We don’t know where it’s going
and we don’t know if it can be stopped
All the world’s a stage, it was said
when plays required you to attend.
Now illusions sustain themselves,
with every hack at the helm
and every actor in the lead.
If the sage of his fabled cave,
or the bard with his vaunted quill
could see the Paragon of Animals
vie to go viral in an outbreak,
sharing his licking the toilet seat
with the world watching the world
wondering what will break the spell…
But we don’t know where it’s going
and they don’t know if it can be stopped.
That one also was pondering technology and its impact on us and our society. It an illuminate, or obfuscate. It creates more stages for presentations of anything at all, which can lead to more opportunities for connection, or it can be fragmented and awkward in a dozen ways on myriad platforms. Recently, I found out that this website and all my posts were part of training an AI, which was not something I opted in to do. In the future, if we set things up correctly to opt out of such things, that only works on ethical participants in this world wide web. Any of the probably many, many unethical operations will likely still scrape the site and take my words and the words of any other website, blog, forum, or other social media to instruct their budding artificial intelligences no matter what any of us might think about that. We need to set some standards to discourage that kind of thing.
The other day, I saw a campaign announcement video. Someone in the media commented that it seemed to them to be the first such campaign video aimed directly at the “Tik-Tok generation” in its editing. It was very fast moving, with lots of different footage from various scenes, so I can see where they are coming from in that description. And then, their political opposition released a response video…featuring mainly AI generated video. I’m not going to get into their content, or who I endorse, or anything like that…but I will say that Tik Tok itself and some of the trends and things that did go viral was what inspired “sCrying” among a couple other poems.
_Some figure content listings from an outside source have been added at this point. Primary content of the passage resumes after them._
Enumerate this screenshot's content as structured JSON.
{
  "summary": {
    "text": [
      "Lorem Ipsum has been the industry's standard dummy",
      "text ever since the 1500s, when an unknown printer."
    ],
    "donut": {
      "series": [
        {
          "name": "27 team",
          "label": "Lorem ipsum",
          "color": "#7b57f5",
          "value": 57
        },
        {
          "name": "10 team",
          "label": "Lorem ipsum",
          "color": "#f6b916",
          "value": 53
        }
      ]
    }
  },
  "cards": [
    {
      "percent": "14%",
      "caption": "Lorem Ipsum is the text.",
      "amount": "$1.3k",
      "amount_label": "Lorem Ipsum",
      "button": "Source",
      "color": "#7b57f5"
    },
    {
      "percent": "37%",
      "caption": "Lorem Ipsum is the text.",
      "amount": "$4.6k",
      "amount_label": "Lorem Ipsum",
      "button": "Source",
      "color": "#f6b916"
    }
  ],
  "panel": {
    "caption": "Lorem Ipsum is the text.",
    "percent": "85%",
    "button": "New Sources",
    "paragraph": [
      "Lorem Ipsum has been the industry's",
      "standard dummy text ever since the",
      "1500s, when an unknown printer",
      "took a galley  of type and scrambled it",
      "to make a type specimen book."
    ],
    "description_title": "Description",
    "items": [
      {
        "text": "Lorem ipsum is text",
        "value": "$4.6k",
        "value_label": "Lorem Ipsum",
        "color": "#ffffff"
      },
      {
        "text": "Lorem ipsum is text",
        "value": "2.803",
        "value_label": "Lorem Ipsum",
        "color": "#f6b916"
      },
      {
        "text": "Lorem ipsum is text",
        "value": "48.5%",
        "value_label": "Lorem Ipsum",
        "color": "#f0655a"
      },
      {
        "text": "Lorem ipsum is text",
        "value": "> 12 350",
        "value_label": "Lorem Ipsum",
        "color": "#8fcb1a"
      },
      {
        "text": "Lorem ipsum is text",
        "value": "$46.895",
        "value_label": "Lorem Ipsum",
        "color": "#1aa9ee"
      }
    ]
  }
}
These technologies are amazing, and how we use them is very telling. It’s like the light and dark sides of the Force. One is using words and images to inspire connection, creativity and encourage others to get involved, either in the cause, or to create things as well. That’s where the poetry is. The other side is using AI to do your homework for you. Or write your song, or generate video for your commercial so you don’t have to. The quick and easy path to the Dark Side, is using this tech to stifle creativity, to avoid paying artists, cinematographers, editors, to discourage connections by generating dystopian imagery to fill the viewers with fear, anger, and hate. It’s damned easy to tell which is which.
I hope you have read some great poetry in this National Poetry Month. I know I’ve seen a lot shared in different places on social media and in forums. Some of the poets I’ve been reading this year include Leonard Cohen, e.e. cummings, (as always!) Langston Hughes, Edward Arlington Robinson, Herman Hesse (a favorite novelist) and many others. See my previous posts for those I’ve read and recommended. Go write some yourselves!